Have you ever had to make compromises?

As a working mother of two children aged seven and 14, like many working mums I haven’t been able to make every school play or sports match, which is something that inevitably always leaves me feeling guilty. However, by being a working mum, I am showing my children what can be achieved through hard work. In their own way, I think they are proud of me. 

What makes a good leader?

I have been fortunate to work under many good leaders during my career and there are many qualities that make a good leader. 

I put a lot of thought into the type of leader that I wanted to be. I believe it’s important to listen, to empower my colleagues and to lead by example. Having worked in many different roles across the business – territory manager, regional manager and corporate business manager before my promotion to commercial director with responsibility for the company’s sales in the UK and Ireland – I can genuinely relate to the roles and challenges my teams face on a daily basis. 

'I put a lot of thought into the type of leader I wanted to be'

What skills are crucial to succeeding as a leader?

For me, the main skill to succeed is the ability to wear many hats. Every business has departments with areas of expertise. As MD, it’s important to understand the role that each department plays so that I can guide them to perform to the best of their ability, both individually and collectively with the other departments across our business. 

What is your aim for the company’s culture?

I’m incredibly proud of our company culture. My colleagues are among the most motivated that I have worked with and I genuinely believe the engagement of our teams directly influences the strong relationships we have with our customers. 

Alongside ensuring that Virbac continues to grow, I want to provide each and every colleague with individual fulfilment. I am incredibly passionate about developing the talent we have within our business and I hope that more of my colleagues will choose to develop their careers within the company. 

What are your aspirations for the company?

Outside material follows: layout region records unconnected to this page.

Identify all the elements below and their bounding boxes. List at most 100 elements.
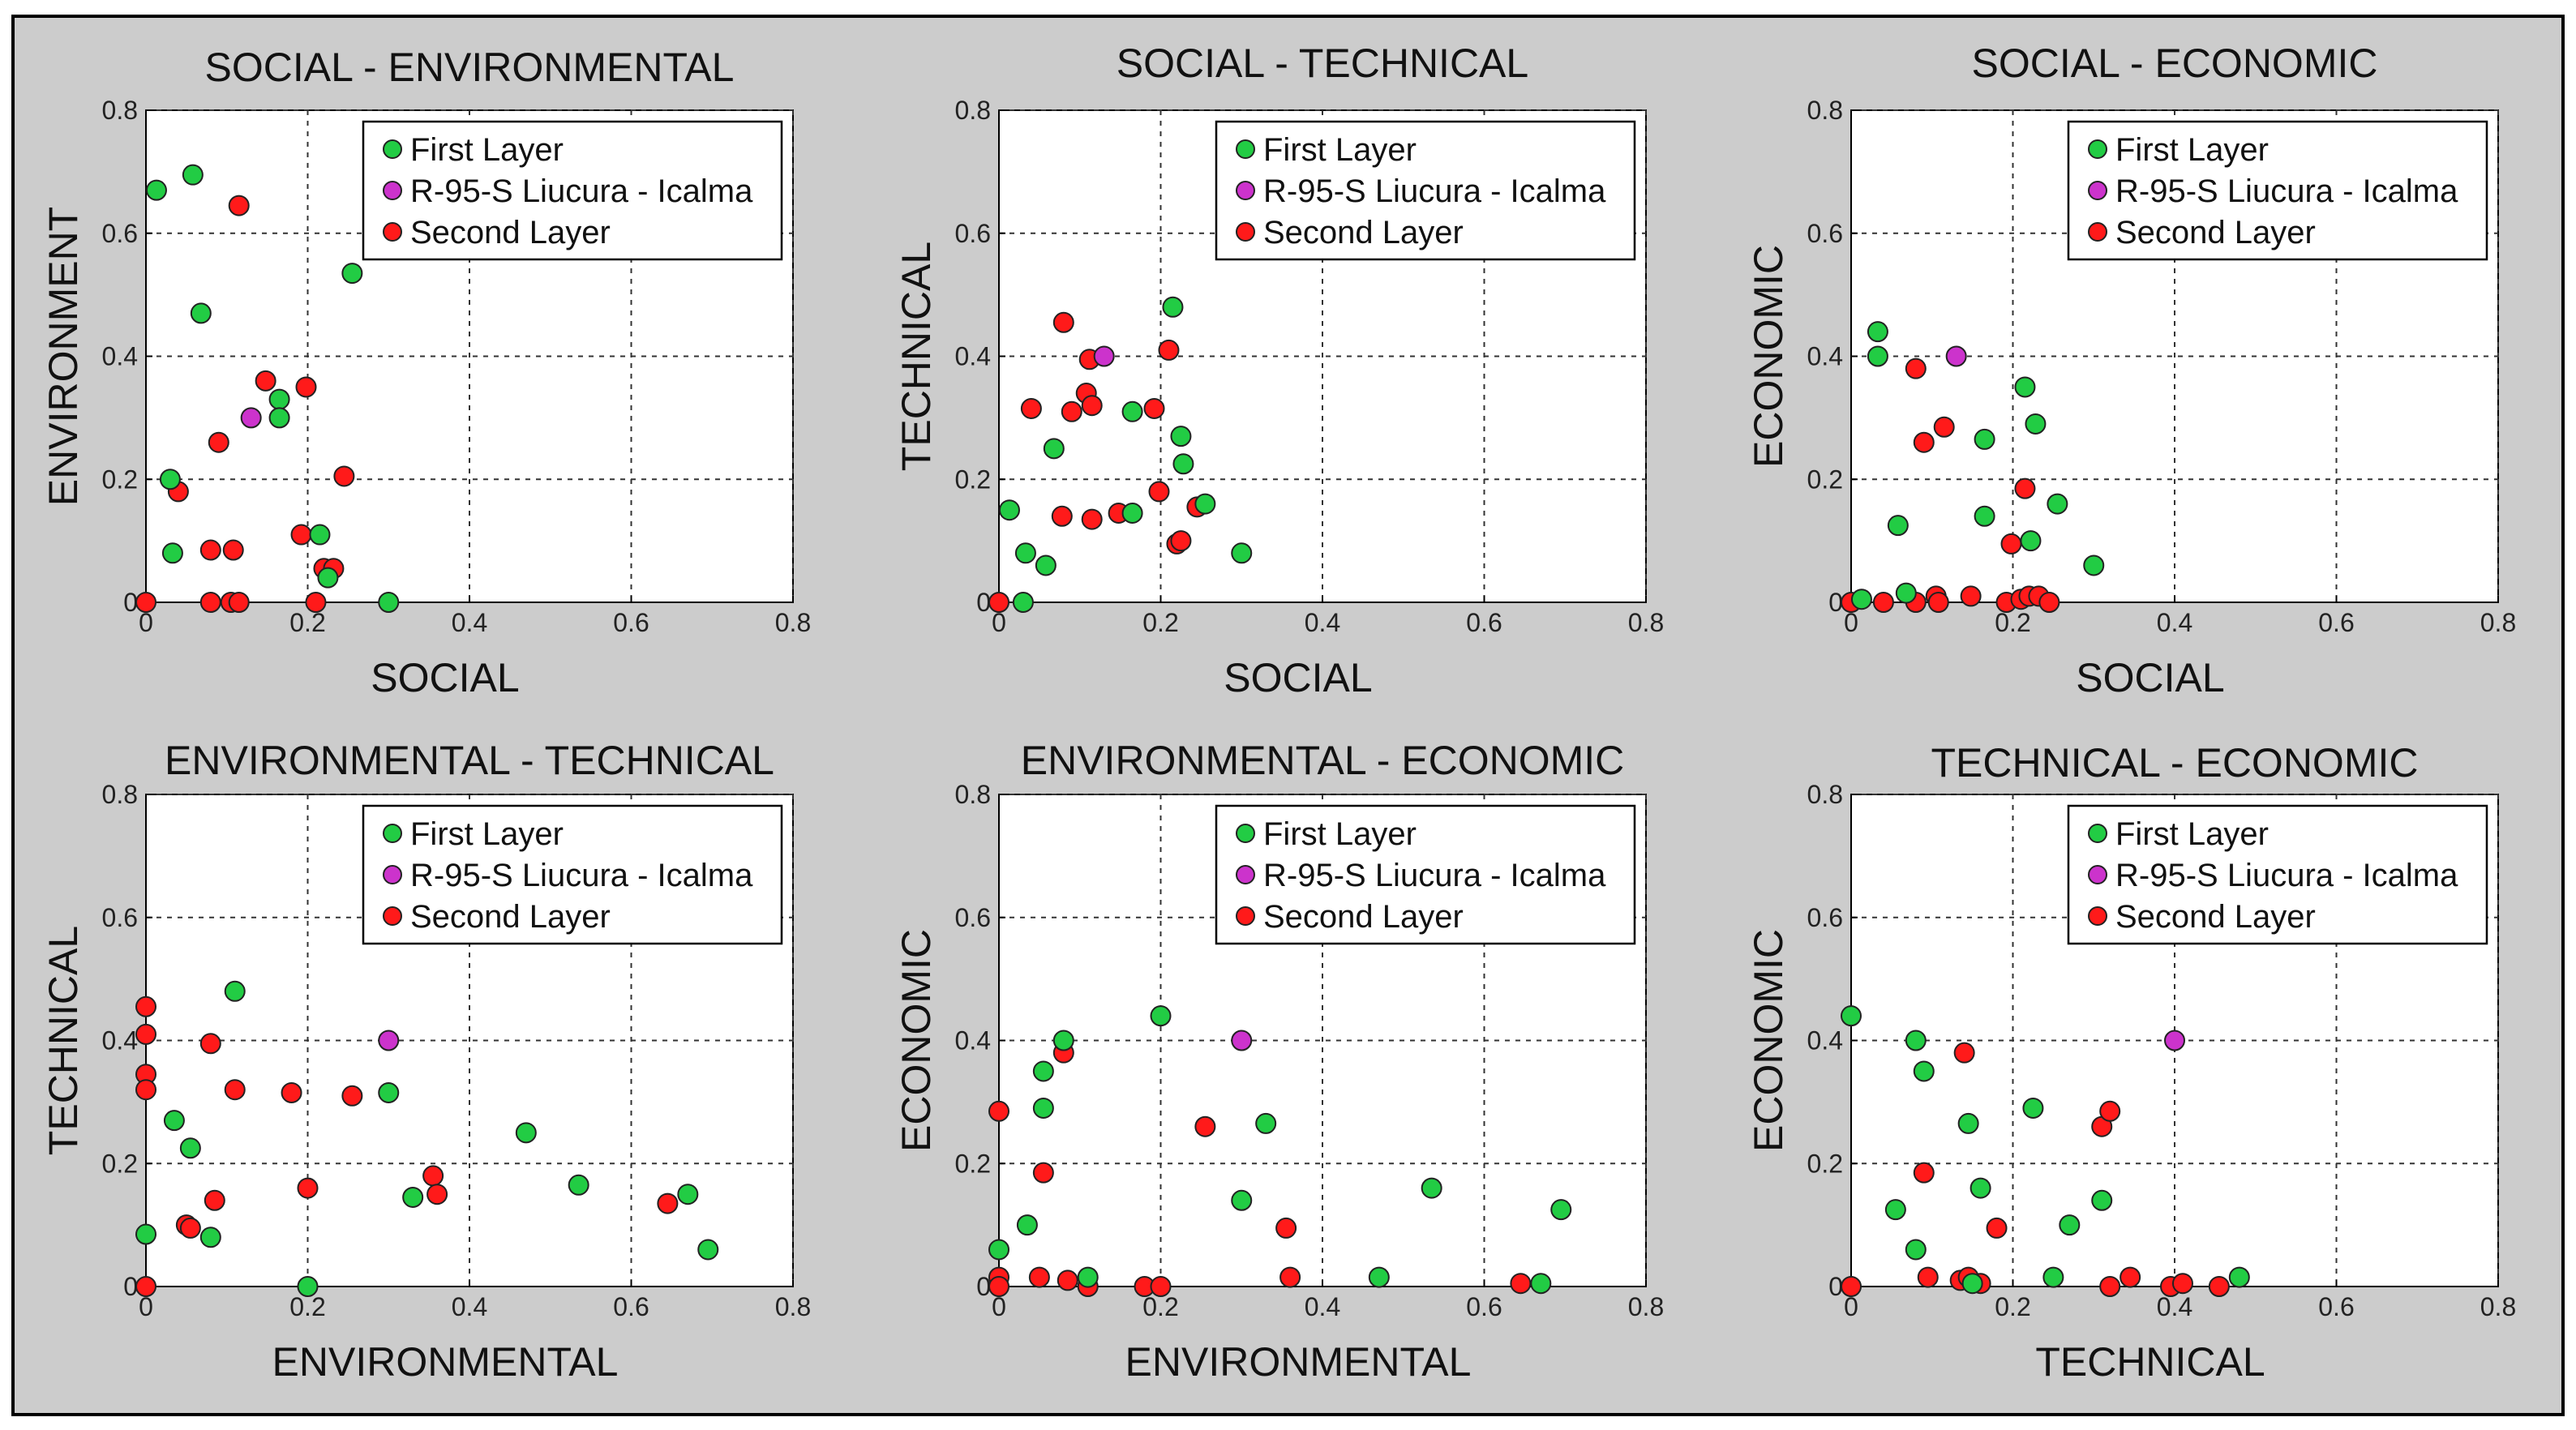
- x-tick-label: 0: [1844, 608, 1858, 637]
- data-point-first-layer: [1970, 1177, 1991, 1199]
- data-point-first-layer: [1043, 438, 1065, 460]
- legend-marker-second-layer: [1236, 906, 1255, 926]
- legend-marker-first-layer: [383, 824, 402, 843]
- data-point-first-layer: [1255, 1112, 1277, 1134]
- data-point-first-layer: [179, 1137, 201, 1159]
- data-point-second-layer: [426, 1184, 448, 1205]
- data-point-second-layer: [1927, 592, 1949, 613]
- data-point-second-layer: [1872, 592, 1894, 613]
- data-point-second-layer: [208, 431, 229, 453]
- y-tick-label: 0.4: [102, 342, 138, 371]
- y-tick-label: 0.8: [102, 780, 138, 809]
- data-point-first-layer: [1150, 1005, 1172, 1027]
- y-tick-label: 0.6: [102, 219, 138, 248]
- data-point-second-layer: [988, 1276, 1009, 1297]
- data-point-first-layer: [1913, 1060, 1935, 1082]
- y-tick-label: 0.2: [102, 465, 138, 494]
- data-point-first-layer: [317, 567, 339, 589]
- legend-box: [362, 804, 783, 945]
- data-point-first-layer: [1032, 1060, 1054, 1082]
- legend-marker-route: [2088, 865, 2107, 884]
- data-point-route: [240, 407, 262, 429]
- legend-marker-second-layer: [383, 222, 402, 242]
- y-tick-label: 0.2: [955, 1149, 991, 1178]
- legend-marker-route: [1236, 181, 1255, 200]
- data-point-first-layer: [1121, 400, 1143, 422]
- legend-marker-route: [383, 181, 402, 200]
- legend-entry: R-95-S Liucura - Icalma: [410, 173, 753, 209]
- data-point-first-layer: [1957, 1112, 1979, 1134]
- data-point-first-layer: [2022, 1097, 2044, 1119]
- legend-entry: Second Layer: [1263, 215, 1464, 250]
- legend-entry: R-95-S Liucura - Icalma: [2115, 858, 2458, 893]
- data-point-second-layer: [281, 1081, 302, 1103]
- data-point-second-layer: [1061, 400, 1082, 422]
- data-point-second-layer: [1028, 1266, 1050, 1288]
- data-point-second-layer: [2208, 1276, 2230, 1297]
- chart-title: TECHNICAL - ECONOMIC: [1931, 740, 2419, 786]
- data-point-second-layer: [1143, 397, 1165, 419]
- legend-marker-route: [383, 865, 402, 884]
- data-point-first-layer: [2059, 1214, 2081, 1236]
- data-point-first-layer: [1052, 1030, 1074, 1051]
- legend-entry: Second Layer: [2115, 899, 2316, 935]
- data-point-second-layer: [199, 592, 221, 613]
- data-point-second-layer: [224, 1079, 246, 1101]
- y-tick-label: 0.8: [1807, 96, 1843, 125]
- data-point-second-layer: [1081, 508, 1103, 530]
- data-point-second-layer: [255, 370, 276, 392]
- data-point-second-layer: [1057, 1269, 1078, 1291]
- data-point-first-layer: [268, 407, 290, 429]
- y-tick-label: 0.6: [102, 903, 138, 932]
- data-point-route: [1231, 1030, 1253, 1051]
- x-tick-label: 0: [1844, 1292, 1858, 1321]
- x-tick-label: 0.8: [775, 608, 811, 637]
- x-tick-label: 0: [992, 1292, 1006, 1321]
- y-tick-label: 0.8: [102, 96, 138, 125]
- data-point-first-layer: [2020, 530, 2042, 552]
- data-point-second-layer: [1052, 311, 1074, 333]
- x-axis-label: TECHNICAL: [2035, 1339, 2265, 1385]
- chart-panel-3: 0 0.2 0.4 0.6 0.8 0 0.2 0.4 0.6 0.8 SOCIAL - ECONO…: [1746, 41, 2516, 700]
- x-tick-label: 0.2: [1995, 1292, 2030, 1321]
- data-point-second-layer: [1510, 1273, 1532, 1295]
- y-tick-label: 0: [976, 588, 991, 617]
- data-point-first-layer: [998, 499, 1020, 521]
- data-point-second-layer: [333, 465, 355, 487]
- data-point-first-layer: [1194, 493, 1216, 515]
- data-point-second-layer: [1081, 395, 1103, 417]
- charts-layer: 0 0.2 0.4 0.6 0.8 0 0.2 0.4 0.6 0.8 SOCIAL - ENVIR…: [41, 41, 2516, 1385]
- legend-entry: First Layer: [410, 816, 564, 852]
- data-point-second-layer: [290, 524, 312, 546]
- legend-entry: First Layer: [1263, 816, 1417, 852]
- data-point-first-layer: [182, 164, 204, 186]
- legend-box: [1215, 804, 1636, 945]
- x-tick-label: 0: [139, 1292, 153, 1321]
- x-tick-label: 0.6: [613, 608, 649, 637]
- legend: First Layer R-95-S Liucura - Icalma Second…: [362, 120, 783, 261]
- x-tick-label: 0.4: [2157, 1292, 2192, 1321]
- data-point-first-layer: [297, 1276, 319, 1297]
- data-point-second-layer: [228, 592, 250, 613]
- data-point-first-layer: [2083, 554, 2105, 576]
- data-point-first-layer: [341, 263, 363, 285]
- data-point-first-layer: [1016, 1214, 1038, 1236]
- legend-entry: Second Layer: [410, 215, 611, 250]
- data-point-route: [2164, 1030, 2185, 1051]
- data-point-second-layer: [199, 1033, 221, 1055]
- legend-marker-first-layer: [383, 139, 402, 159]
- data-point-second-layer: [228, 195, 250, 216]
- y-tick-label: 0.8: [955, 96, 991, 125]
- data-point-first-layer: [1905, 1239, 1927, 1261]
- data-point-first-layer: [1231, 542, 1253, 564]
- data-point-second-layer: [341, 1085, 363, 1107]
- data-point-first-layer: [1077, 1266, 1099, 1288]
- y-axis-label: TECHNICAL: [894, 242, 939, 471]
- data-point-first-layer: [1231, 1189, 1253, 1211]
- legend-entry: R-95-S Liucura - Icalma: [1263, 858, 1606, 893]
- data-point-second-layer: [2099, 1276, 2121, 1297]
- x-tick-label: 0.8: [2480, 1292, 2516, 1321]
- y-tick-label: 0.2: [1807, 1149, 1843, 1178]
- data-point-first-layer: [1012, 592, 1034, 613]
- data-point-first-layer: [268, 388, 290, 410]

Having taken the role of MD in the midst of a global pandemic and just as Britain left the EU, in the short term I’m focused on navigating our business through the unprecedented challenges we face as an industry. 

After that I would like to ensure that Virbac continues to grow ahead of the market, offering useful, lasting solutions that genuinely improve veterinary practice and the quality of life for animals. 

'Customers should be at the heart of any thriving business'

Do you have any tips for succeeding in a business environment?

Customers should be at the heart of any thriving business, so prioritising longstanding relationships and acting with integrity is crucial, particularly within the veterinary industry, which is well-renowned for its intimacy. It’s also fair to say that any commercial role requires a certain level of drive, initiative and dedication to succeed. It is these qualities that I personally look for in any candidate looking to join Virbac.